Chicago | Reuters — U.S. corn futures inched higher on Monday on position-squaring ahead of a key monthly U.S. government crop report later this week and worries about forecasts for a freeze looming for the northwestern Corn Belt, traders said.
Soybeans and wheat closed lower after a choppy session.
Chicago Board of Trade December corn settled up 2-1/4 cents at $3.87 per bushel but stayed inside of Friday’s trading range (all figures US$). November soybeans ended down one cent at $9.15-1/4 a bushel, and December wheat fell 1-1/4 cents at $4.89-1/4 a bushel.
Commodity funds hold a net short position in CBOT corn futures, leaving the market vulnerable to bouts of short-covering, especially in advance of the U.S. Department of Agriculture’s Oct. 10 supply/demand report.
Analysts surveyed by Reuters on average expect the government to lower its forecasts of U.S. yield, production and 2019-20 ending stocks for both corn and soybeans.
“All eyes are on the crop report on Thursday, what the yield is, and the demand. It’s just balancing positions ahead of the report,” said Don Roose, president of Iowa-based U.S. Commodities.
Additional support in corn stemmed from forecasts for late-week snowstorms across the Dakotas and western Minnesota followed by a cold spell.
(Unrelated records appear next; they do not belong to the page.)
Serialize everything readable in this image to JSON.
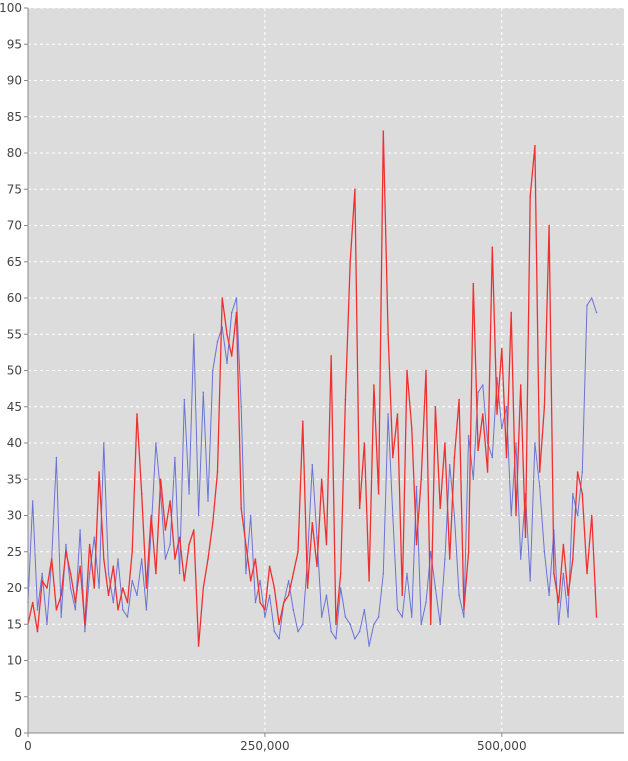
{
  "chart_data": {
    "type": "line",
    "title": "",
    "xlabel": "",
    "ylabel": "",
    "xlim": [
      0,
      629000
    ],
    "ylim": [
      0,
      100
    ],
    "grid": true,
    "legend": "none",
    "x_ticks": [
      {
        "value": 0,
        "label": "0"
      },
      {
        "value": 250000,
        "label": "250,000"
      },
      {
        "value": 500000,
        "label": "500,000"
      }
    ],
    "y_ticks": [
      {
        "value": 0,
        "label": "0"
      },
      {
        "value": 5,
        "label": "5"
      },
      {
        "value": 10,
        "label": "10"
      },
      {
        "value": 15,
        "label": "15"
      },
      {
        "value": 20,
        "label": "20"
      },
      {
        "value": 25,
        "label": "25"
      },
      {
        "value": 30,
        "label": "30"
      },
      {
        "value": 35,
        "label": "35"
      },
      {
        "value": 40,
        "label": "40"
      },
      {
        "value": 45,
        "label": "45"
      },
      {
        "value": 50,
        "label": "50"
      },
      {
        "value": 55,
        "label": "55"
      },
      {
        "value": 60,
        "label": "60"
      },
      {
        "value": 65,
        "label": "65"
      },
      {
        "value": 70,
        "label": "70"
      },
      {
        "value": 75,
        "label": "75"
      },
      {
        "value": 80,
        "label": "80"
      },
      {
        "value": 85,
        "label": "85"
      },
      {
        "value": 90,
        "label": "90"
      },
      {
        "value": 95,
        "label": "95"
      },
      {
        "value": 100,
        "label": "100"
      }
    ],
    "colors": {
      "plot_background": "#dcdcdc",
      "gridline": "#ffffff",
      "blue": "#6b73d6",
      "red": "#f03030"
    },
    "series": [
      {
        "color": "#6b73d6",
        "x": [
          0,
          5000,
          10000,
          15000,
          20000,
          25000,
          30000,
          35000,
          40000,
          45000,
          50000,
          55000,
          60000,
          65000,
          70000,
          75000,
          80000,
          85000,
          90000,
          95000,
          100000,
          105000,
          110000,
          115000,
          120000,
          125000,
          130000,
          135000,
          140000,
          145000,
          150000,
          155000,
          160000,
          165000,
          170000,
          175000,
          180000,
          185000,
          190000,
          195000,
          200000,
          205000,
          210000,
          215000,
          220000,
          225000,
          230000,
          235000,
          240000,
          245000,
          250000,
          255000,
          260000,
          265000,
          270000,
          275000,
          280000,
          285000,
          290000,
          295000,
          300000,
          305000,
          310000,
          315000,
          320000,
          325000,
          330000,
          335000,
          340000,
          345000,
          350000,
          355000,
          360000,
          365000,
          370000,
          375000,
          380000,
          385000,
          390000,
          395000,
          400000,
          405000,
          410000,
          415000,
          420000,
          425000,
          430000,
          435000,
          440000,
          445000,
          450000,
          455000,
          460000,
          465000,
          470000,
          475000,
          480000,
          485000,
          490000,
          495000,
          500000,
          505000,
          510000,
          515000,
          520000,
          525000,
          530000,
          535000,
          540000,
          545000,
          550000,
          555000,
          560000,
          565000,
          570000,
          575000,
          580000,
          585000,
          590000,
          595000,
          600000
        ],
        "y": [
          18,
          32,
          17,
          22,
          15,
          24,
          38,
          16,
          26,
          20,
          17,
          28,
          14,
          22,
          27,
          20,
          40,
          22,
          18,
          24,
          17,
          16,
          21,
          19,
          24,
          17,
          28,
          40,
          33,
          24,
          26,
          38,
          22,
          46,
          33,
          55,
          30,
          47,
          32,
          50,
          54,
          56,
          51,
          58,
          60,
          45,
          22,
          30,
          18,
          21,
          16,
          19,
          14,
          13,
          18,
          21,
          17,
          14,
          15,
          24,
          37,
          27,
          16,
          19,
          14,
          13,
          20,
          16,
          15,
          13,
          14,
          17,
          12,
          15,
          16,
          22,
          44,
          30,
          17,
          16,
          22,
          16,
          34,
          15,
          18,
          25,
          20,
          15,
          24,
          37,
          30,
          19,
          16,
          41,
          35,
          47,
          48,
          40,
          38,
          49,
          42,
          45,
          30,
          40,
          24,
          33,
          21,
          40,
          34,
          25,
          19,
          28,
          15,
          22,
          16,
          33,
          30,
          36,
          59,
          60,
          58
        ]
      },
      {
        "color": "#f03030",
        "x": [
          0,
          5000,
          10000,
          15000,
          20000,
          25000,
          30000,
          35000,
          40000,
          45000,
          50000,
          55000,
          60000,
          65000,
          70000,
          75000,
          80000,
          85000,
          90000,
          95000,
          100000,
          105000,
          110000,
          115000,
          120000,
          125000,
          130000,
          135000,
          140000,
          145000,
          150000,
          155000,
          160000,
          165000,
          170000,
          175000,
          180000,
          185000,
          190000,
          195000,
          200000,
          205000,
          210000,
          215000,
          220000,
          225000,
          230000,
          235000,
          240000,
          245000,
          250000,
          255000,
          260000,
          265000,
          270000,
          275000,
          280000,
          285000,
          290000,
          295000,
          300000,
          305000,
          310000,
          315000,
          320000,
          325000,
          330000,
          335000,
          340000,
          345000,
          350000,
          355000,
          360000,
          365000,
          370000,
          375000,
          380000,
          385000,
          390000,
          395000,
          400000,
          405000,
          410000,
          415000,
          420000,
          425000,
          430000,
          435000,
          440000,
          445000,
          450000,
          455000,
          460000,
          465000,
          470000,
          475000,
          480000,
          485000,
          490000,
          495000,
          500000,
          505000,
          510000,
          515000,
          520000,
          525000,
          530000,
          535000,
          540000,
          545000,
          550000,
          555000,
          560000,
          565000,
          570000,
          575000,
          580000,
          585000,
          590000,
          595000,
          600000
        ],
        "y": [
          15,
          18,
          14,
          21,
          20,
          24,
          17,
          19,
          25,
          22,
          18,
          23,
          15,
          26,
          20,
          36,
          24,
          19,
          23,
          17,
          20,
          18,
          25,
          44,
          33,
          20,
          30,
          22,
          35,
          28,
          32,
          24,
          27,
          21,
          26,
          28,
          12,
          20,
          24,
          29,
          36,
          60,
          55,
          52,
          58,
          31,
          26,
          21,
          24,
          18,
          17,
          23,
          20,
          15,
          18,
          19,
          22,
          25,
          43,
          20,
          29,
          23,
          35,
          26,
          52,
          15,
          22,
          46,
          65,
          75,
          31,
          40,
          21,
          48,
          33,
          83,
          55,
          38,
          44,
          19,
          50,
          42,
          26,
          35,
          50,
          15,
          45,
          31,
          40,
          24,
          38,
          46,
          17,
          25,
          62,
          39,
          44,
          36,
          67,
          44,
          53,
          38,
          58,
          30,
          48,
          27,
          74,
          81,
          36,
          45,
          70,
          22,
          18,
          26,
          19,
          24,
          36,
          33,
          22,
          30,
          16
        ]
      }
    ]
  }
}
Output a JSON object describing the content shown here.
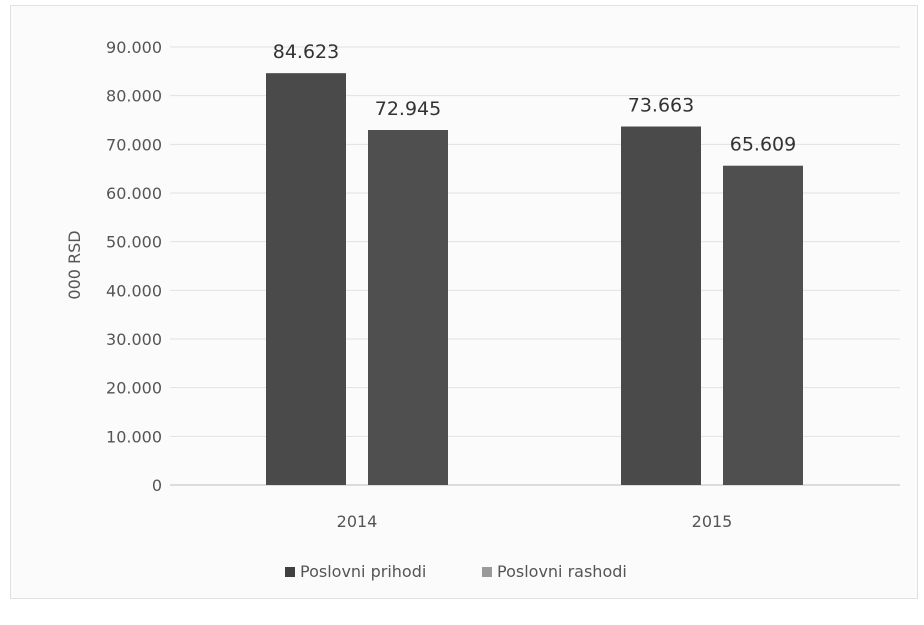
{
  "chart_data": {
    "type": "bar",
    "title": "",
    "xlabel": "",
    "ylabel": "000 RSD",
    "categories": [
      "2014",
      "2015"
    ],
    "series": [
      {
        "name": "Poslovni prihodi",
        "values": [
          84623,
          73663
        ]
      },
      {
        "name": "Poslovni rashodi",
        "values": [
          72945,
          65609
        ]
      }
    ],
    "value_labels": [
      [
        "84.623",
        "73.663"
      ],
      [
        "72.945",
        "65.609"
      ]
    ],
    "yticks": [
      "0",
      "10.000",
      "20.000",
      "30.000",
      "40.000",
      "50.000",
      "60.000",
      "70.000",
      "80.000",
      "90.000"
    ],
    "ylim": [
      0,
      90000
    ],
    "grid": true,
    "legend_position": "bottom",
    "colors": {
      "series1": "#4a4a4a",
      "series2": "#4f4f4f",
      "grid": "#e2e2e2",
      "axis": "#bcbcbc",
      "text": "#555555"
    }
  }
}
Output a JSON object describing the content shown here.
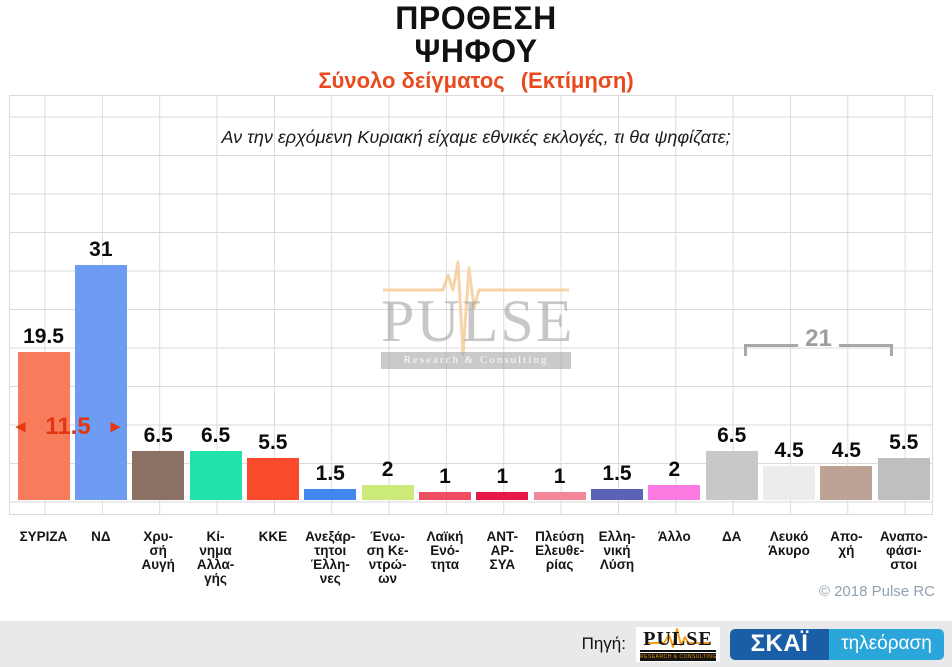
{
  "title": {
    "line1": "ΠΡΟΘΕΣΗ",
    "line2": "ΨΗΦΟΥ"
  },
  "subtitle": {
    "part1": "Σύνολο δείγματος",
    "part2": "(Εκτίμηση)",
    "color": "#E84A1E"
  },
  "question": "Αν την ερχόμενη Κυριακή είχαμε εθνικές εκλογές, τι θα ψηφίζατε;",
  "chart_data": {
    "type": "bar",
    "title": "ΠΡΟΘΕΣΗ ΨΗΦΟΥ",
    "subtitle": "Σύνολο δείγματος (Εκτίμηση)",
    "xlabel": "",
    "ylabel": "",
    "ylim": [
      0,
      52
    ],
    "gridline_interval": 5,
    "grid": true,
    "categories": [
      "ΣΥΡΙΖΑ",
      "ΝΔ",
      "Χρυσή Αυγή",
      "Κίνημα Αλλαγής",
      "ΚΚΕ",
      "Ανεξάρτητοι Έλληνες",
      "Ένωση Κεντρώων",
      "Λαϊκή Ενότητα",
      "ΑΝΤ-ΑΡ-ΣΥΑ",
      "Πλεύση Ελευθερίας",
      "Ελληνική Λύση",
      "Άλλο",
      "ΔΑ",
      "Λευκό Άκυρο",
      "Αποχή",
      "Αναποφάσιστοι"
    ],
    "values": [
      19.5,
      31,
      6.5,
      6.5,
      5.5,
      1.5,
      2,
      1,
      1,
      1,
      1.5,
      2,
      6.5,
      4.5,
      4.5,
      5.5
    ],
    "bars": [
      {
        "label": "ΣΥΡΙΖΑ",
        "label_lines": [
          "ΣΥΡΙΖΑ"
        ],
        "value": 19.5,
        "color": "#F87B5B"
      },
      {
        "label": "ΝΔ",
        "label_lines": [
          "ΝΔ"
        ],
        "value": 31,
        "color": "#6F9CF3"
      },
      {
        "label": "Χρυσή Αυγή",
        "label_lines": [
          "Χρυ-",
          "σή",
          "Αυγή"
        ],
        "value": 6.5,
        "color": "#8B7163"
      },
      {
        "label": "Κίνημα Αλλαγής",
        "label_lines": [
          "Κί-",
          "νημα",
          "Αλλα-",
          "γής"
        ],
        "value": 6.5,
        "color": "#23E3AC"
      },
      {
        "label": "ΚΚΕ",
        "label_lines": [
          "ΚΚΕ"
        ],
        "value": 5.5,
        "color": "#F94A2C"
      },
      {
        "label": "Ανεξάρτητοι Έλληνες",
        "label_lines": [
          "Ανεξάρ-",
          "τητοι",
          "Έλλη-",
          "νες"
        ],
        "value": 1.5,
        "color": "#4287EE"
      },
      {
        "label": "Ένωση Κεντρώων",
        "label_lines": [
          "Ένω-",
          "ση Κε-",
          "ντρώ-",
          "ων"
        ],
        "value": 2,
        "color": "#CBEA79"
      },
      {
        "label": "Λαϊκή Ενότητα",
        "label_lines": [
          "Λαϊκή",
          "Ενό-",
          "τητα"
        ],
        "value": 1,
        "color": "#EE4D62"
      },
      {
        "label": "ΑΝΤ-ΑΡ-ΣΥΑ",
        "label_lines": [
          "ΑΝΤ-",
          "ΑΡ-",
          "ΣΥΑ"
        ],
        "value": 1,
        "color": "#E61A46"
      },
      {
        "label": "Πλεύση Ελευθερίας",
        "label_lines": [
          "Πλεύση",
          "Ελευθε-",
          "ρίας"
        ],
        "value": 1,
        "color": "#F2879B"
      },
      {
        "label": "Ελληνική Λύση",
        "label_lines": [
          "Ελλη-",
          "νική",
          "Λύση"
        ],
        "value": 1.5,
        "color": "#5A63B5"
      },
      {
        "label": "Άλλο",
        "label_lines": [
          "Άλλο"
        ],
        "value": 2,
        "color": "#FB7BE2"
      },
      {
        "label": "ΔΑ",
        "label_lines": [
          "ΔΑ"
        ],
        "value": 6.5,
        "color": "#C8C8C8"
      },
      {
        "label": "Λευκό Άκυρο",
        "label_lines": [
          "Λευκό",
          "Άκυρο"
        ],
        "value": 4.5,
        "color": "#ECECEC"
      },
      {
        "label": "Αποχή",
        "label_lines": [
          "Απο-",
          "χή"
        ],
        "value": 4.5,
        "color": "#BCA396"
      },
      {
        "label": "Αναποφάσιστοι",
        "label_lines": [
          "Αναπο-",
          "φάσι-",
          "στοι"
        ],
        "value": 5.5,
        "color": "#BFBFBF"
      }
    ],
    "annotations": {
      "difference": {
        "left_arrow": "◄",
        "value": "11.5",
        "right_arrow": "►",
        "color": "#E23710"
      },
      "sum": {
        "value": "21",
        "color": "#9E9E9E"
      }
    }
  },
  "watermark": {
    "name": "PULSE",
    "tagline": "Research  &  Consulting"
  },
  "copyright": "© 2018 Pulse RC",
  "footer": {
    "source_label": "Πηγή:",
    "pulse_logo": {
      "name": "PULSE",
      "tagline": "RESEARCH & CONSULTING"
    },
    "skai_logo": {
      "name": "ΣΚΑΪ",
      "suffix": "τηλεόραση",
      "dark_color": "#1B5EA8",
      "light_color": "#2AA6DB"
    }
  }
}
Lows in northwest Iowa next weekend could dip to -2 C.
“Temperatures will… be turning much colder later this week, with a significant freeze event expected across the western Corn Belt, ending the growing season in many areas,” space technology company Maxar said in a daily weather note.
In Iowa, the top U.S. corn state, just 52 per cent of the corn was mature as of Sunday, lagging the state’s five-year average of 88 per cent, USDA said in a weekly crop progress report released after the CBOT close.
“It’s a foot-race for crops in those areas” to reach maturity ahead of the freeze, Roose said.
Nationally, the U.S. corn harvest was 15 per cent complete, USDA said, lagging the five-year average of 27 per cent and the average estimate in a Reuters poll, at 19 per cent.
USDA said the U.S. soybean harvest was 14 per cent complete, behind the five-year average of 34 per cent. Analysts on average estimated the soy harvest as 15 per cent complete.
On the global trade front, U.S. and Chinese officials meet in Washington on Thursday and Friday in a fresh effort to solve the trade war that has slashed U.S. exports of soybeans and other farm products to China.
“The U.S./China trade talks are in focus this week. But markets now want concrete indications of progress in the trade war before reacting,” said Matt Ammermann, commodity risk manager with INTL FCStone.